The cortical mechanisms involved in the perception of visual motion represent one of the most widely studied and well-understood processes in neuroscience, however there are still many questions left to answer. Over the last few decades a picture has emerged of a motion processing system that is rigidly hierarchical, yet possesses considerable redundancy, and plasticity. In general terms, progressively higher-level areas of the brain integrate the outputs of areas below them in order to detect and discriminate increasingly complicated stimuli.
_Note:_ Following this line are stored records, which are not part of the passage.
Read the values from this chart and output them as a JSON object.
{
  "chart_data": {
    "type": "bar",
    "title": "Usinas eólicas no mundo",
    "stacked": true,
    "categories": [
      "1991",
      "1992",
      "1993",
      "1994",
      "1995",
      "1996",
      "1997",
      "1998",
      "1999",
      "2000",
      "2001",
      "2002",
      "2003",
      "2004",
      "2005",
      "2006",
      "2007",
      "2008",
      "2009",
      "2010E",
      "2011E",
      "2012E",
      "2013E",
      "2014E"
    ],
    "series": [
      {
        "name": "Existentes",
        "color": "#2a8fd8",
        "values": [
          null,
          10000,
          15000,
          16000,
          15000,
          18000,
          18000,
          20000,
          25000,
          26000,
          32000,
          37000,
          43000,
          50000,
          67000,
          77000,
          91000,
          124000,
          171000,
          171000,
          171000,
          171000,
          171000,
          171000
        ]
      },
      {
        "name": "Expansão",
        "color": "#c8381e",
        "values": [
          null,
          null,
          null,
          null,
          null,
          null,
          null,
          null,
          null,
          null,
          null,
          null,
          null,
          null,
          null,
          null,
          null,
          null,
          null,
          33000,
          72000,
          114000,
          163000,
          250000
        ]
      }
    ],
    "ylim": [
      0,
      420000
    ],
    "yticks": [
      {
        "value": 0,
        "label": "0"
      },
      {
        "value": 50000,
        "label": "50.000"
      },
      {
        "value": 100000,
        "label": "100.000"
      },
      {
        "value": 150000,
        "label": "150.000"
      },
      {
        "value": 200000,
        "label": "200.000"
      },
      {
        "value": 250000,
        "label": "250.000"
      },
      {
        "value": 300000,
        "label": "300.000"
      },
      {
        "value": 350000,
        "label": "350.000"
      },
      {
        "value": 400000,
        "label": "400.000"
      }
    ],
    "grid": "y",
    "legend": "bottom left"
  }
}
However, with apologies to the Reverend William Paley, the visual brain is not an organ that has been designed, but one that has evolved over the millennia, and which demonstrates all the adaptations and redundancies that implies. A very much open question relates to the evolutionary origins of specialised forms of motion perception, such as second-order motion, structure-from-motion or biological motion; assuming that there actually are dedicated mechanisms for these type of motion, a question which is by no means settled.